На бульваре пересели в другой трамвай. Роза уже вновь отдалилась от брата, вновь стала чужой, она все думала — и не могла не думать — о том мгновении, когда сломалась ее жизнь. «Уже успела позабыть про мое несчастье!» — возмущался Дени. Провалиться на экзаменах — не такая уж страшная беда, но в семнадцать лет первая неудача воспринимается болезненно. В душу закрадывается сомнение в своих силах, боишься, что ты не такой ловкий, как другие, может быть, даже глупее, хуже их, и внезапно рождается убеждение, что ты никогда не будешь принадлежать к числу победителей, хозяев своей судьбы…
И все же, если б Роза взяла его за руку, посмотрела бы на него, как бывало, долгим ласковым взглядом, который он так любил, если б она разделила с братом его горе, поплакала вместе с ним, этот вечер не был бы для Дени таким грустным и, пожалуй, сладостна была бы его печаль… Неужели навсегда Роза будет замкнута, как в темнице, в своем страданье, будет томиться в тесном закоулке жизни, терзаясь муками, виновником которых был Робер, такое жалкое, такое ничтожное существо?
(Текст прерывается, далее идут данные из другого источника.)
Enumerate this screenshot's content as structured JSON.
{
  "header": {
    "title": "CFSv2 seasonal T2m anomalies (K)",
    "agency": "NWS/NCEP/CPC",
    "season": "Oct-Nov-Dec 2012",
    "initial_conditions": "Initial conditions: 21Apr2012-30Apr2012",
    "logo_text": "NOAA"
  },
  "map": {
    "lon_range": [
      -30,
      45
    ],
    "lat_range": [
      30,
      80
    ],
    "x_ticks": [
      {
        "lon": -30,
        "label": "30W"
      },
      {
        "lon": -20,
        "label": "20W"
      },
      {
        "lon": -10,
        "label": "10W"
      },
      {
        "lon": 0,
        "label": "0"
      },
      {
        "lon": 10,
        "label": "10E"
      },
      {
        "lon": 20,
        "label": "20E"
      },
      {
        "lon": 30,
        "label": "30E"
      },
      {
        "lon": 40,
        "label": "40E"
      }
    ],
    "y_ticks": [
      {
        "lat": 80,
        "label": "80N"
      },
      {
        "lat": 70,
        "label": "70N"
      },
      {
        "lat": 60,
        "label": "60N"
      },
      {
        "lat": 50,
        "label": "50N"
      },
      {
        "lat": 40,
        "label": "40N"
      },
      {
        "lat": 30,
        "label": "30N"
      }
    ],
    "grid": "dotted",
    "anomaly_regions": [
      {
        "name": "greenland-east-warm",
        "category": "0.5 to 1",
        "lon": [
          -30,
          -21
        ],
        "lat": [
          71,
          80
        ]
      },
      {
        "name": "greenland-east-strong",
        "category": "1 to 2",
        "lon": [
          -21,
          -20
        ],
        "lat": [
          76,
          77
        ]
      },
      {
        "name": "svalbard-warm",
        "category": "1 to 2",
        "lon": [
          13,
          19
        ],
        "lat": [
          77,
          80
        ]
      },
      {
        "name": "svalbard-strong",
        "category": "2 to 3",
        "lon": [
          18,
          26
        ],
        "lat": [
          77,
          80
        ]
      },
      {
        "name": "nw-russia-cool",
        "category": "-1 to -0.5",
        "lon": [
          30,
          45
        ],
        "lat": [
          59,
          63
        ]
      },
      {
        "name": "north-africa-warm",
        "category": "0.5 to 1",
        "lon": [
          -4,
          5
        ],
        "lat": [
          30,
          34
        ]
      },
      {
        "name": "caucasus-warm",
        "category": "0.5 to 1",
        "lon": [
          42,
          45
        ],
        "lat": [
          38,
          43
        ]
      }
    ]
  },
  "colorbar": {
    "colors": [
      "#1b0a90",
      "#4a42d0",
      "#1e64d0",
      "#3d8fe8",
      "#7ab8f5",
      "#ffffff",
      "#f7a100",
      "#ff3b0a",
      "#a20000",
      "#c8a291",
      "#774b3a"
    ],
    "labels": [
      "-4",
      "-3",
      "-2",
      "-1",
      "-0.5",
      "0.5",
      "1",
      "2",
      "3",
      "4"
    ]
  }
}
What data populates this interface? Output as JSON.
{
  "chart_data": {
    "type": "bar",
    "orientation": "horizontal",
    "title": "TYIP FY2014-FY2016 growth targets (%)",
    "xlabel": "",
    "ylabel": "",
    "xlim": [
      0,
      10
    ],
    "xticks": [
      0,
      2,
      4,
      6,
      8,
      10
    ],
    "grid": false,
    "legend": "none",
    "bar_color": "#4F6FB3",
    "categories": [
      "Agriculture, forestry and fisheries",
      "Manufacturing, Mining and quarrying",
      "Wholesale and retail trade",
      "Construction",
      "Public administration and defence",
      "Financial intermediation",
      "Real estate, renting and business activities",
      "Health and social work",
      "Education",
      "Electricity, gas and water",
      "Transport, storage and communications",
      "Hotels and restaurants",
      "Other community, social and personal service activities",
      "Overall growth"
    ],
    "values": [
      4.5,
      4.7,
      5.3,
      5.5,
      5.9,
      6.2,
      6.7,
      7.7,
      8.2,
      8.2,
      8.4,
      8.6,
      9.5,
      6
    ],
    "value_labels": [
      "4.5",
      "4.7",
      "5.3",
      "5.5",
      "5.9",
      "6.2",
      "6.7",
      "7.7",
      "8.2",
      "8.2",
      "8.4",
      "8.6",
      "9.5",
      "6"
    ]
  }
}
* * *Мать, по-видимому, была удручена провалом Дени больше, чем он ожидал: это оказалось для нее еще одним разочарованием, новым треволнением среди других тревог, мучивших ее в это время. Надвигается зима, и Леоньян придется продать, так как не на что починить крышу… Если б Дени выдержал экзамен на аттестат зрелости, легче было бы пристроить его на службу. А что если он и в октябре провалится? Стоит ли ему упорствовать дальше? Не лучше ли бросить ученье? Как притоки большой реки, поглощаемые ее водами, все беды и огорчения Люсьенны Револю, начиная с расстроившейся свадьбы дочери, терялись в неминуемом несчастье — продаже Леоньяна. Живя в своей усадьбе, она не чувствовала себя разоренной. Но маленькая квартирка за две тысячи франков, которую не так-то и легко найти в Бордо, была в ее глазах воплощением безысходной нищеты. Кроме того, мадам Револю начинало беспокоить и пошатнувшееся здоровье, появились тревожные симптомы, предупреждающие о страшном недуге, но она никому об этом не говорила. А если она умрет, что будет с Жюльеном? Ему опять стало хуже, он больше не выходит из своей комнаты. Мать надрывалась, ухаживая за ним, и никогда не слышала от него ни слова благодарности. Теперь он уже не замыкался в угрюмом молчании, как в первый период болезни, напротив, он вел бесконечный монолог, жалуясь на свою горькую судьбу и во всем обвиняя бедняжку Розу. Подумайте только, какое счастье было у нее в руках, а она его упустила! После их ужасной катастрофы руки этой глупой девчонки попросил не кто-нибудь, а Робер Костадо, и она не сумела его удержать возле себя. Вот к чему привели ее претензии. Все хотела прослыть образованной, интеллигентной девицей. Ну что, скажите на милость, здоровому малому делать с каким-то синим чулком? Не удивительно, что он от нее убежал. Теперь вот не вернешь. Рухнуло неслыханное, нежданное счастье. «А мы плати за разбитые горшки!»